Two traps to avoid. First, paying a salary alone doesn't make anyone exempt; a salaried cashier is still owed overtime. Second, job titles don't matter — 'manager' on a badge means nothing if the person spends the day running a register. The salary threshold has been litigated and revised in recent years, so check the Department of Labor's current figure before classifying anyone as exempt.

Recordkeeping and what violations cost

The FLSA requires employers to keep accurate records of hours worked and wages paid for non-exempt employees — including time of day and day of week the workweek begins, daily and weekly hours, the regular rate, and overtime earnings. There's no required format, but if records are missing or wrong, courts tend to credit the employee's own estimate of hours. Sloppy timekeeping is effectively a confession.

Violations are expensive. Employers can owe back wages plus an equal amount in liquidated damages — doubling the bill — and claims typically reach back two years, or three for willful violations. Multiply that across a crew of hourly workers and a small payroll error becomes a five- or six-figure problem.
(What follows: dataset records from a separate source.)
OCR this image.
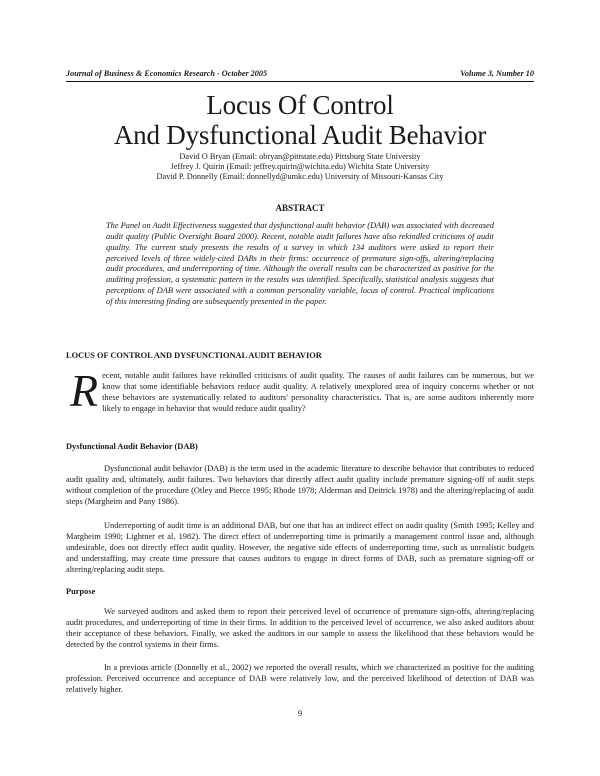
Journal of Business & Economics Research - October 2005	Volume 3, Number 10
Locus Of Control
And Dysfunctional Audit Behavior
David O Bryan (Email: obryan@pittstate.edu) Pittsburg State University
Jeffrey J. Quirin (Email: jeffrey.quirin@wichita.edu) Wichita State University
David P. Donnelly (Email: donnellyd@umkc.edu) University of Missouri-Kansas City
ABSTRACT
The Panel on Audit Effectiveness suggested that dysfunctional audit behavior (DAB) was associated with decreased audit quality (Public Oversight Board 2000). Recent, notable audit failures have also rekindled criticisms of audit quality. The current study presents the results of a survey in which 134 auditors were asked to report their perceived levels of three widely-cited DABs in their firms: occurrence of premature sign-offs, altering/replacing audit procedures, and underreporting of time. Although the overall results can be characterized as positive for the auditing profession, a systematic pattern in the results was identified. Specifically, statistical analysis suggests that perceptions of DAB were associated with a common personality variable, locus of control. Practical implications of this interesting finding are subsequently presented in the paper.
LOCUS OF CONTROL AND DYSFUNCTIONAL AUDIT BEHAVIOR
Recent, notable audit failures have rekindled criticisms of audit quality. The causes of audit failures can be numerous, but we know that some identifiable behaviors reduce audit quality. A relatively unexplored area of inquiry concerns whether or not these behaviors are systematically related to auditors' personality characteristics. That is, are some auditors inherently more likely to engage in behavior that would reduce audit quality?
Dysfunctional Audit Behavior (DAB)
Dysfunctional audit behavior (DAB) is the term used in the academic literature to describe behavior that contributes to reduced audit quality and, ultimately, audit failures. Two behaviors that directly affect audit quality include premature signing-off of audit steps without completion of the procedure (Otley and Pierce 1995; Rhode 1978; Alderman and Deitrick 1978) and the altering/replacing of audit steps (Margheim and Pany 1986).
Underreporting of audit time is an additional DAB, but one that has an indirect effect on audit quality (Smith 1995; Kelley and Margheim 1990; Lightner et al. 1982). The direct effect of underreporting time is primarily a management control issue and, although undesirable, does not directly effect audit quality. However, the negative side effects of underreporting time, such as unrealistic budgets and understaffing, may create time pressure that causes auditors to engage in direct forms of DAB, such as premature signing-off or altering/replacing audit steps.
Purpose
We surveyed auditors and asked them to report their perceived level of occurrence of premature sign-offs, altering/replacing audit procedures, and underreporting of time in their firms. In addition to the perceived level of occurrence, we also asked auditors about their acceptance of these behaviors. Finally, we asked the auditors in our sample to assess the likelihood that these behaviors would be detected by the control systems in their firms.
In a previous article (Donnelly et al., 2002) we reported the overall results, which we characterized as positive for the auditing profession. Perceived occurrence and acceptance of DAB were relatively low, and the perceived likelihood of detection of DAB was relatively higher.
9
An accurate time clock with automatic overtime totals, like Kloqk's free time clock, is the cheapest insurance there is.

Frequently asked questions

What is the FLSA overtime rule?

Covered, non-exempt employees must be paid at least 1.5 times their regular rate for all hours worked over 40 in a fixed 7-day workweek. There is no federal daily overtime — daily rules exist only in certain states like California, Alaska, Colorado, and Nevada.

Do salaried employees get overtime under the FLSA?

Often, yes. A salary alone doesn't make someone exempt. To be exempt from overtime, an employee generally must earn at least the federal salary threshold and perform exempt duties (executive, administrative, professional, and similar roles).

Can my employer average my hours over two weeks to avoid overtime?

No. Overtime is calculated per workweek. Working 50 hours one week and 30 the next means 10 hours of overtime are owed for the first week, even if you're paid biweekly.

What are the penalties for FLSA overtime violations?

Employers can owe back wages plus an equal amount in liquidated damages, with claims typically looking back two years — three for willful violations. Poor time records make these claims harder to defend.